The DLVO theory states that the interaction between two lyophobic particles in aqueous media can be predicted by the sum of two surface forces, i.e., the electrical double-layer and van der Waals forces. This theory, which was developed 50 years ago, served as a backbone for colloid chemistry. However, various experiments conducted in recent years showed that it is applicable only to those particles whose advancing water contact angles (qa) are in the range of 15-60o. For example, direct surface force measurements conducted between silica substrates, whose qa values are less than 15o, exhibited the existence of repulsive hydration forces at relatively short separation distances. On the other hand, substrates, for which qa is greater than 60o, exhibit long-range attractive hydrophobic forces not considered in the DLVO theory . These extraneous attractive forces play important roles in many industrial applications. It is, therefore, the objective of the present study to measure the hydrophobic and hydration forces under different conditions. The measurements were conducted using both the Surface Forces Apparatus (SFA) and the Atomic Force Microscope (AFM). Mica and Silica were used as substrates, and the effects of dioctylammonium-hydrochloride (DOAHCl), octanol, methanol, ethanol, trifluoroethanol (TFE), pyridine, CaCl2, MgCl2 and sodium oleate were studied.

A Mark IV SFA was used to conduct force measurements between mica surfaces in aqueous solutions of DOAHCl, which is a secondary amine. At 7x10-6M DOAHCl, the mica surfaces were rendered electrically neutral, and net attractive hydrophobic forces were observed. The measured forces can be represented by a double-exponential function with the larger decay length (D2) of 5.1 nm. The measured hydrophobic forces are substantially stronger than those reported in literature between self-assembled monolayers of soluble single-chain surfactants such as dodeylammonium hydrochloride (DAHCl) and cetyltrimethylammonium bromide (CTAB). Appearance of the strong hydrophobic forces is due to the likelihood that the double-chain cationic surfactant can create a higher hydrocarbon chain packing density than the single-chain cationic surfactants such as DAHCl and CTAB.

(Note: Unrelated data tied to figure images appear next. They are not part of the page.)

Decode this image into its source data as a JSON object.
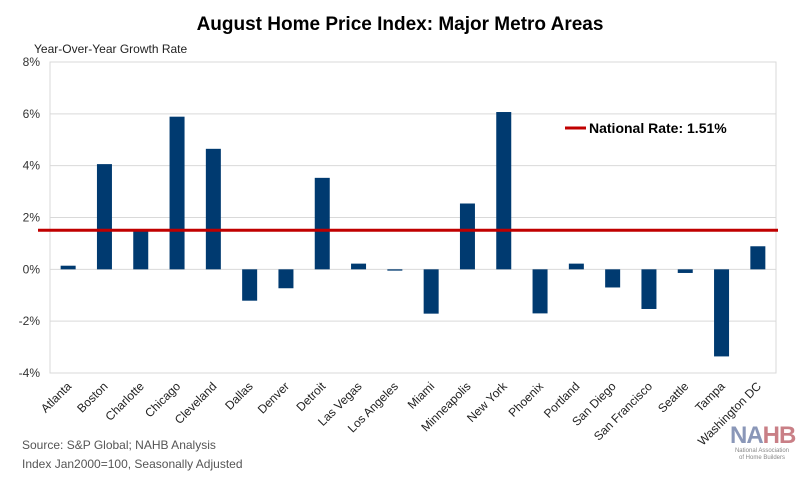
{
  "chart_data": {
    "type": "bar",
    "title": "August Home Price Index: Major Metro Areas",
    "ylabel": "Year-Over-Year Growth Rate",
    "xlabel": "",
    "ylim": [
      -4,
      8
    ],
    "yticks": [
      8,
      6,
      4,
      2,
      0,
      -2,
      -4
    ],
    "ytick_labels": [
      "8%",
      "6%",
      "4%",
      "2%",
      "0%",
      "-2%",
      "-4%"
    ],
    "grid": true,
    "categories": [
      "Atlanta",
      "Boston",
      "Charlotte",
      "Chicago",
      "Cleveland",
      "Dallas",
      "Denver",
      "Detroit",
      "Las Vegas",
      "Los Angeles",
      "Miami",
      "Minneapolis",
      "New York",
      "Phoenix",
      "Portland",
      "San Diego",
      "San Francisco",
      "Seattle",
      "Tampa",
      "Washington DC"
    ],
    "values": [
      0.14,
      4.06,
      1.52,
      5.89,
      4.65,
      -1.21,
      -0.73,
      3.53,
      0.22,
      -0.05,
      -1.71,
      2.54,
      6.07,
      -1.7,
      0.22,
      -0.7,
      -1.53,
      -0.14,
      -3.36,
      0.89
    ],
    "reference_line": {
      "value": 1.51,
      "label": "National Rate: 1.51%",
      "color": "#c00000"
    },
    "bar_color": "#003a70",
    "legend_placement": "top-right"
  },
  "footer": {
    "source": "Source: S&P Global; NAHB Analysis",
    "note": "Index Jan2000=100, Seasonally Adjusted"
  },
  "logo": {
    "text": "NAHB",
    "subtitle": "National Association of Home Builders"
  }
}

Force measurements were also conducted using the AFM between a silica plate and a glass sphere in aqueous solutions of methanol, ethanol, TFE and pyridine to study their effect on the hydration force. It was observed that in Nanopure water, silica surfaces exhibit a strong short-range hydration repulsion, which can be represented by a double-exponential function with its longer decay length (D2) of 2.4 nm. In solutions containing 15% methanol, however, the hydration force disappears completely. This observation can be attributed to the displacement of the water molecules H-bonded to the silanol group by methanol, which in turn destroys the water structure in the vicinity of the silica surface. Methanol can displace water from the silanol group because it is more basic than the water. Ethanol, on the other hand, cannot cause the hydration forces to disappear, suggesting that it is less effective than methanol in displacing the H-bonded water molecules from the silanol groups, possibly due to steric hindrance. In the presence of triflouroethanol (TFE) and pyridine, hydration forces change little, which suggest that they are not effective in disturbing the water structure in the vicinity of silica.

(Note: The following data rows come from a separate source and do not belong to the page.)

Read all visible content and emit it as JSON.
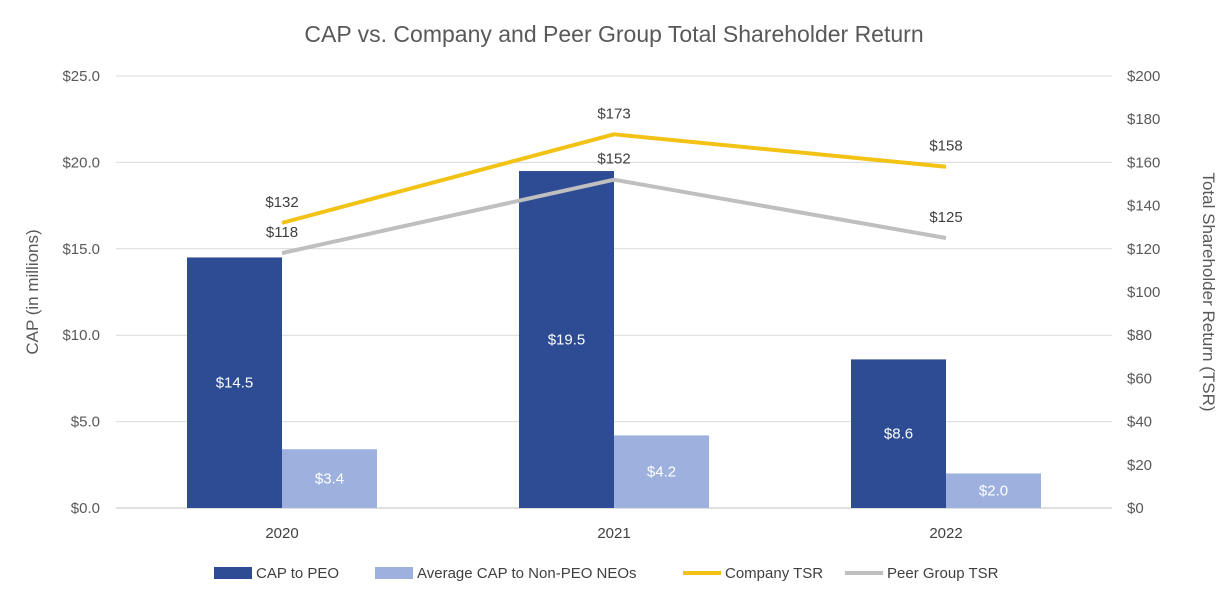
{
  "chart_data": {
    "type": "bar",
    "title": "CAP vs. Company and Peer Group Total Shareholder Return",
    "categories": [
      "2020",
      "2021",
      "2022"
    ],
    "ylabel": "CAP (in millions)",
    "y2label": "Total Shareholder Return (TSR)",
    "ylim": [
      0,
      25
    ],
    "y2lim": [
      0,
      200
    ],
    "yticks": [
      "$0.0",
      "$5.0",
      "$10.0",
      "$15.0",
      "$20.0",
      "$25.0"
    ],
    "y2ticks": [
      "$0",
      "$20",
      "$40",
      "$60",
      "$80",
      "$100",
      "$120",
      "$140",
      "$160",
      "$180",
      "$200"
    ],
    "grid": true,
    "legend_position": "bottom",
    "bar_series": [
      {
        "name": "CAP to PEO",
        "values": [
          14.5,
          19.5,
          8.6
        ],
        "labels": [
          "$14.5",
          "$19.5",
          "$8.6"
        ],
        "color": "#2E4C93"
      },
      {
        "name": "Average CAP to Non-PEO NEOs",
        "values": [
          3.4,
          4.2,
          2.0
        ],
        "labels": [
          "$3.4",
          "$4.2",
          "$2.0"
        ],
        "color": "#9DB0DE"
      }
    ],
    "line_series": [
      {
        "name": "Company TSR",
        "values": [
          132,
          173,
          158
        ],
        "labels": [
          "$132",
          "$173",
          "$158"
        ],
        "color": "#F2C214"
      },
      {
        "name": "Peer Group TSR",
        "values": [
          118,
          152,
          125
        ],
        "labels": [
          "$118",
          "$152",
          "$125"
        ],
        "color": "#BFBFBF"
      }
    ]
  }
}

Finally, an AFM was used to measure the hydrophobic forces between silica surfaces coated with oleate. Since this surfactant is anionic, and the silica surface is negatively charged in alkaline solutions, it was necessary to reverse the charge of the silica substrate. In the present work, CaCl2 and MgCl2 were used as activators. It was found that hydrophobic forces are observed at pHs where the CaOH+ or MgOH+ ion concentrations reach maximum, suggesting that the singly charged hydroxo-complexes are the activating species. A model developed in the proposed work suggests that a significant part of the free energy of adsorption comes from the lateral interactions between neighboring hydroxo-complexes on the surface. It is also suggested that oleate adsorbs on silica as basic calcium oleate and basic magnesium oleate. These species may be H-bonded to the silanol groups on surface.

The force measurements were also conducted between hydrophobic (silanated) silica surfaces in CuCl2 solutions. The results show that the hydrophobic force decreases most significantly at the pH where the concentration of the CuOH+ ions reaches maximum, which suggests that the singly charged hydroxo-complexes are more surface-active than their unhydrolyzed counterpart. The driving forces for the adsorption of the CaOH+ ions may include the electrostatic attraction from the surface and the lateral interaction between neighboring hydroxo-complexes on the surface.